We were on the boat seven nights. In the evenings, a very special animated piano player entertained. Unfortunately, there were only a few opportunities to get off the boat and wander. Being with the group from Macalester was fun, and we met others on the cruise also, of course.

After the cruise, Paula and I rented a car in Porto. We had two destinations, one being Viseu and a 30-mile (49 kilometer) downhill bike path, which turned out to be great fun. We rode through small villages with white buildings and red tile roofs and saw small random garden plots with vegetables, olive trees, and vineyards. There were abandoned farm buildings, lumber mills, and logging roads. In the distance we could see mountains. We also passed a large man-made lake. In the fall there had been huge forest fires after a drought and we saw remnants of this in several areas, including on the bike bath. All the large trees were burnt and only charcoal trunks remained, the undergrowth was coming back, however, and luscious green ferns were plentiful. Among huge boulders there were also plenty of wildflowers, especially yellow, white, and purple flowers. We passed abandoned train stations where the train had run until the mid 1980’s. We explored the medieval town of Viseu with its large cathedral on top of a hill and winding streets, and the sidewalks with designs, just as in Lisbon and Porto.
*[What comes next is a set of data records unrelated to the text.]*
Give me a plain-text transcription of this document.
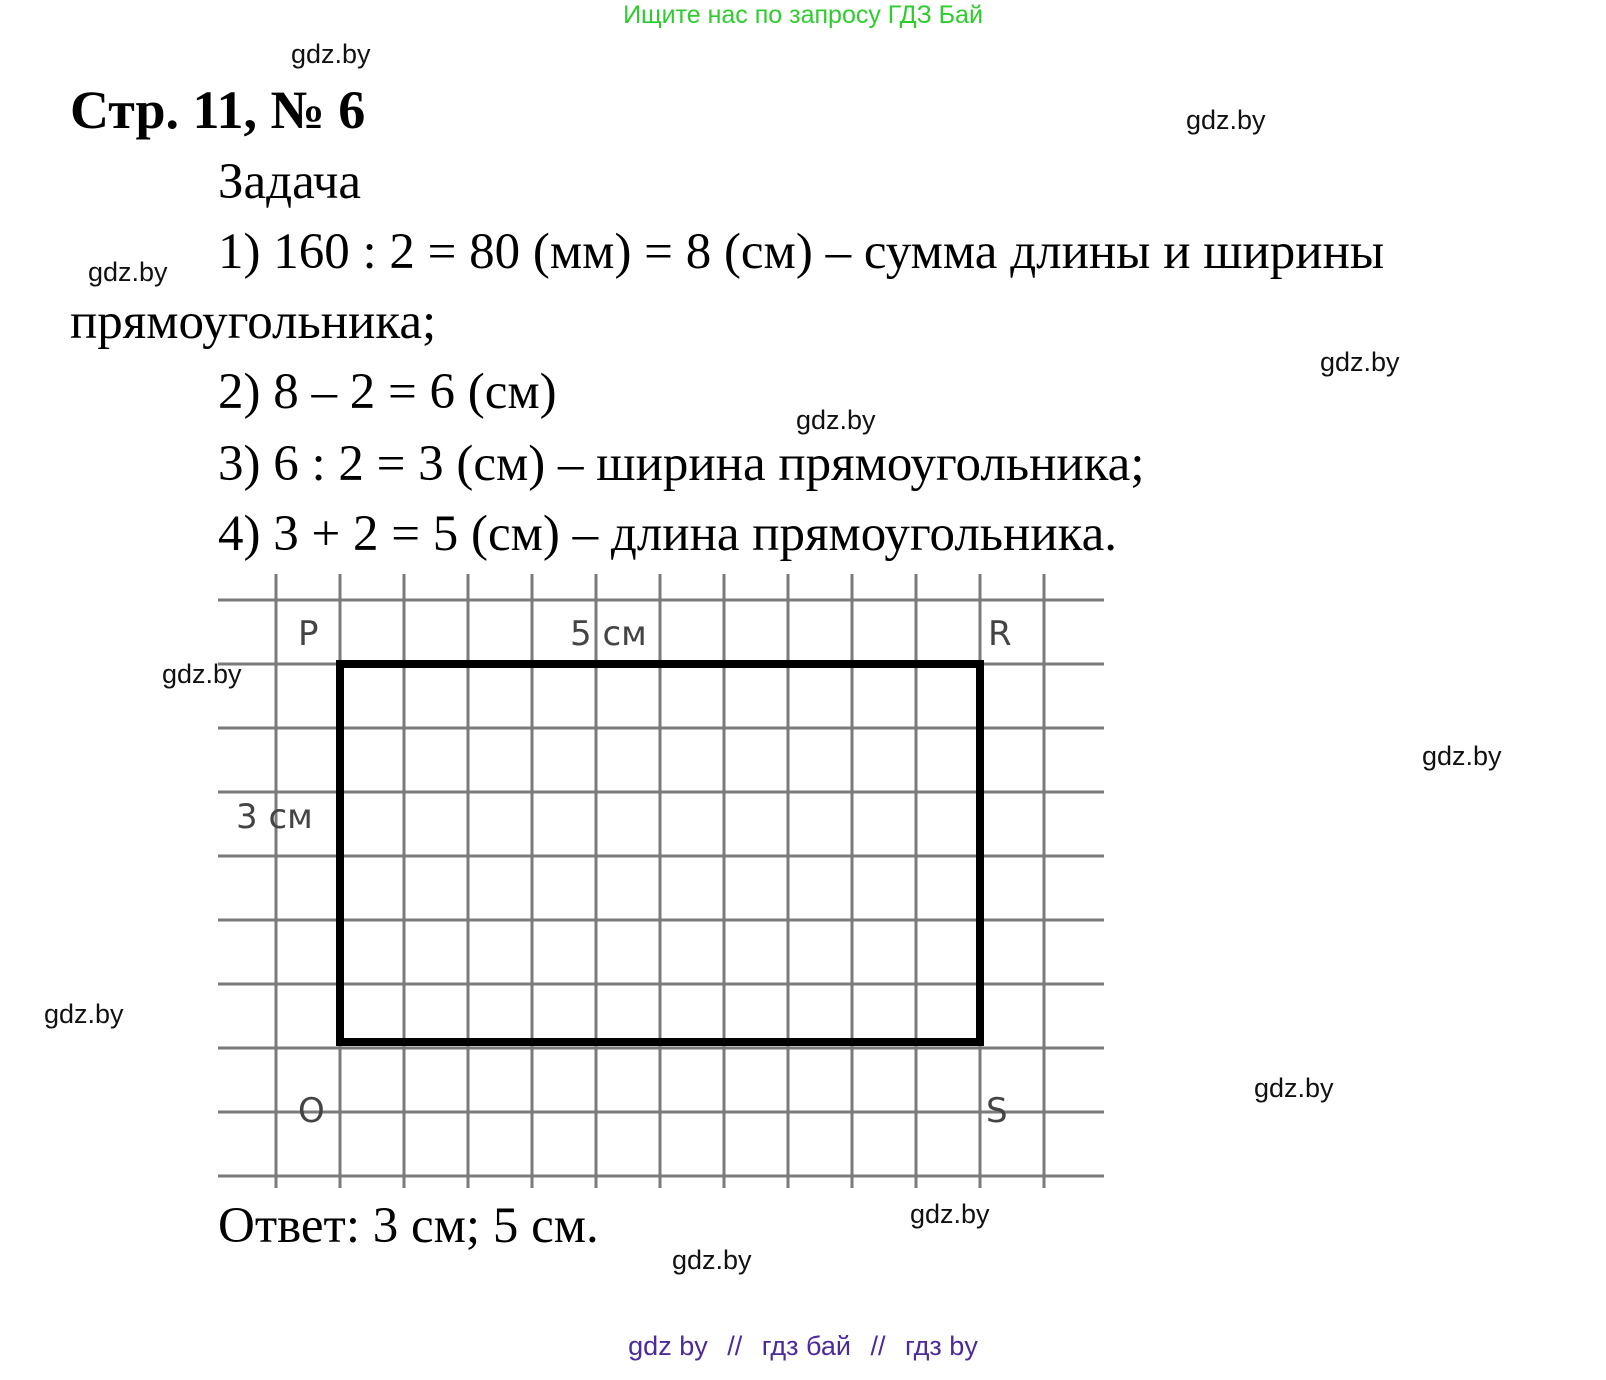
Ищите нас по запросу ГДЗ Бай
gdz.by
gdz.by
gdz.by
gdz.by
gdz.by
gdz.by
gdz.by
gdz.by
gdz.by
gdz.by
gdz.by
Стр. 11, № 6
Задача
1) 160 : 2 = 80 (мм) = 8 (см) – сумма длины и ширины
прямоугольника;
2) 8 – 2 = 6 (см)
3) 6 : 2 = 3 (см) – ширина прямоугольника;
4) 3 + 2 = 5 (см) – длина прямоугольника.
P	R
O	S
5 см
3 см
Ответ: 3 см; 5 см.
gdz by // гдз бай // гдз by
From there we went on to Manteigas and the National Park, Serra da Estrela, driving on a mountainous road with many hairpin turns. The town with white buildings and red tile roofs is in a valley. We took several hikes in the mountains with wonderful views. We could see the highest peak in Portugal at 6,500 feet (1993 m), Torre that still had snow. Purple, yellow, pink, and white wildflowers were abundant. On the Beech Hike we walked through a tall forest of beech trees, and then pine trees.
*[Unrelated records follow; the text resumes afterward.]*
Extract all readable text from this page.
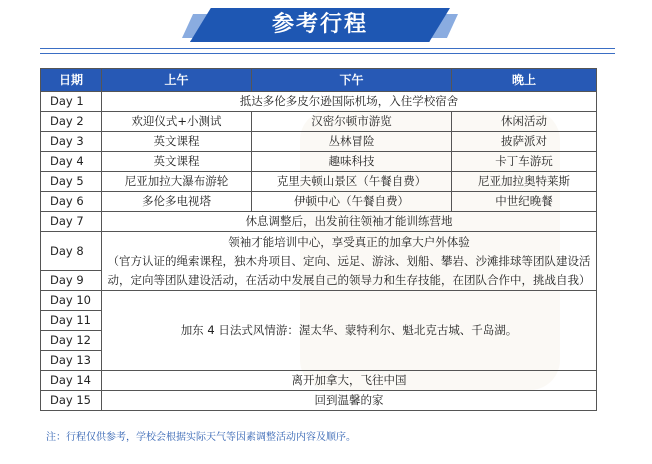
参考行程
日期	上午	下午	晚上
Day 1	抵达多伦多皮尔逊国际机场，入住学校宿舍		
Day 2	欢迎仪式+小测试	汉密尔顿市游览	休闲活动
Day 3	英文课程	丛林冒险	披萨派对
Day 4	英文课程	趣味科技	卡丁车游玩
Day 5	尼亚加拉大瀑布游轮	克里夫顿山景区（午餐自费）	尼亚加拉奥特莱斯
Day 6	多伦多电视塔	伊顿中心（午餐自费）	中世纪晚餐
Day 7	休息调整后，出发前往领袖才能训练营地		
Day 8	领袖才能培训中心，享受真正的加拿大户外体验
（官方认证的绳索课程，独木舟项目、定向、远足、游泳、划船、攀岩、沙滩排球等团队建设活
动，定向等团队建设活动，在活动中发展自己的领导力和生存技能，在团队合作中，挑战自我）		

Day 9			
Day 10	加东 4 日法式风情游：渥太华、蒙特利尔、魁北克古城、千岛湖。		
Day 11			
Day 12			
Day 13			
Day 14	离开加拿大，飞往中国		
Day 15	回到温馨的家		
注：行程仅供参考，学校会根据实际天气等因素调整活动内容及顺序。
We had an interesting tour of a burel factory, a felt-like material. The wool is prepared and woven there, but then treated in a different factory. They made not only traditional items, jackets, hats, blankets, but creative fun items too.


It was an exciting trip, and the Portuguese people were wonderful, very friendly and very helpful, especially when Paula and I continually got lost. People would go out of their way to give us directions; one man even said to follow him, which we did. It was especially enjoyable being with the Macalester group, getting to know individuals better by chatting and laughing.